Monday, Jul. 07, 1930

Cocteau Children

ENFANTS TERRIBLES--Jean Cocteau-- Brewer & Warren ($2.50).

Four strange French children--Paul, his sister Elizabeth, their friends Agatha and Gerard--and a wealthy American Jew are placed by Author Cocteau in a scene bathed in a curious, unreal melancholy. Of Paul and Elizabeth, two orphans whose fate is to live thoroughly naive and irresponsible lives, the story chiefly concerns itself.

"Let us make it plain: . . . neither of the principals of this theatre was conscious of acting a part. It was to this primitive lack of self-consciousness that the play owed its enduring charm. Without their suspecting it, the play . . . was hovering on the brink of a myth. . . ."

"Three years, then, went by in the Rue Montmartre, to the monotonous rhythm of a never-flagging intensity. Elizabeth and Paul, made for childhood, continued to live on like the occupants of twin cradles. Gerard was in love with Elizabeth. Elizabeth and Paul adored and tortured each other. . . . The same violent nights, the same clammy mornings, the same long afternoons when the children became estrays, moles in the light of day. It ended up with Elizabeth and Gerard's going out together. Paul went out in quest of his own pleasures. . . ."

"Nevertheless they ended by falling prey to a species of delirium; a fever clothed the room in deforming mirrors. Then it was that Agatha grew gloomy, and was led to ask herself if this mysterious drug, however natural it was, might not prove to be quite as exacting as any other, and if all drugs did not end with turning on the gas. . . ."

As the reader might suppose, the book does end by the equivalent of turning on the gas, after Elizabeth had perfunctorily married the Jew who thoughtfully died without consummating the marriage and who left a great deal of money, and after she had cozened Gerard (who loved her) into marrying Agatha (who loved Paul). The treachery disclosed, Paul takes poison, Elizabeth prepares to shoot herself. "A few more seconds of courage, and they would come out where flesh is dissolved, where souls are wed, where incest no longer roams."

The Author.
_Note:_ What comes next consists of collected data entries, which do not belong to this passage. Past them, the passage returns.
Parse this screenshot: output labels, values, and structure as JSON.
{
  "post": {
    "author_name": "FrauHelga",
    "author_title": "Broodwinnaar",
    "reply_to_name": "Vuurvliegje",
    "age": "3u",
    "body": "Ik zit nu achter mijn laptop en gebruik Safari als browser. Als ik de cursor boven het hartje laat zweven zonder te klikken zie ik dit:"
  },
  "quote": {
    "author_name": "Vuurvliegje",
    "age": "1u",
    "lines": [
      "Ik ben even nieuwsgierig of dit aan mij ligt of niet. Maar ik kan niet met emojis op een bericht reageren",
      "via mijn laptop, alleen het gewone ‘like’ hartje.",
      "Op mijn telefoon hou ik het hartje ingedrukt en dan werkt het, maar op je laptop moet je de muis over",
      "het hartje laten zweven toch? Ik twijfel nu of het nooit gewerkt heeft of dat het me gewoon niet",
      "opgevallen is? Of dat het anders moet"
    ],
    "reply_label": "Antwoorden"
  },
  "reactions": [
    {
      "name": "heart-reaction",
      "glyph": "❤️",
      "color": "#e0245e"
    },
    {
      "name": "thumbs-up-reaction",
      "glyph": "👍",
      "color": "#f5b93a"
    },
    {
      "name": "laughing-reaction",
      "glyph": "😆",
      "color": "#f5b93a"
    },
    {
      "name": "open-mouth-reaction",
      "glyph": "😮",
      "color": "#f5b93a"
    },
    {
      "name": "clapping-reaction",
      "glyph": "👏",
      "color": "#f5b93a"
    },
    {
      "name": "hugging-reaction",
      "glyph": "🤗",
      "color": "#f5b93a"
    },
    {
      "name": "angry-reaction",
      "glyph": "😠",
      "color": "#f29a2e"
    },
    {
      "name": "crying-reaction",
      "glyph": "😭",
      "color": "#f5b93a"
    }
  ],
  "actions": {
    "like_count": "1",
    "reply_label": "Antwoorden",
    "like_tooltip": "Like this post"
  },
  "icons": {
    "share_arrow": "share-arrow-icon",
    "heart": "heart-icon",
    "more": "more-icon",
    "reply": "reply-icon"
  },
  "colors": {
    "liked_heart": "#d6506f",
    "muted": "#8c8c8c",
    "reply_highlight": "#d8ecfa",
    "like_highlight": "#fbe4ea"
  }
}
Jean Cocteau lives in Paris where he likes to play at being an habitual invalid, draw a little, used to mix drinks for himself and friends in his own saloon. Le Boeuf sur le Toit. Not long ago, his fancy led him to embrace Catholicism. He is also fond of having his ascetic hands photographed as he lies in bed. Other works: Grand Ecart, Thomas the Impostor, A Call to Order.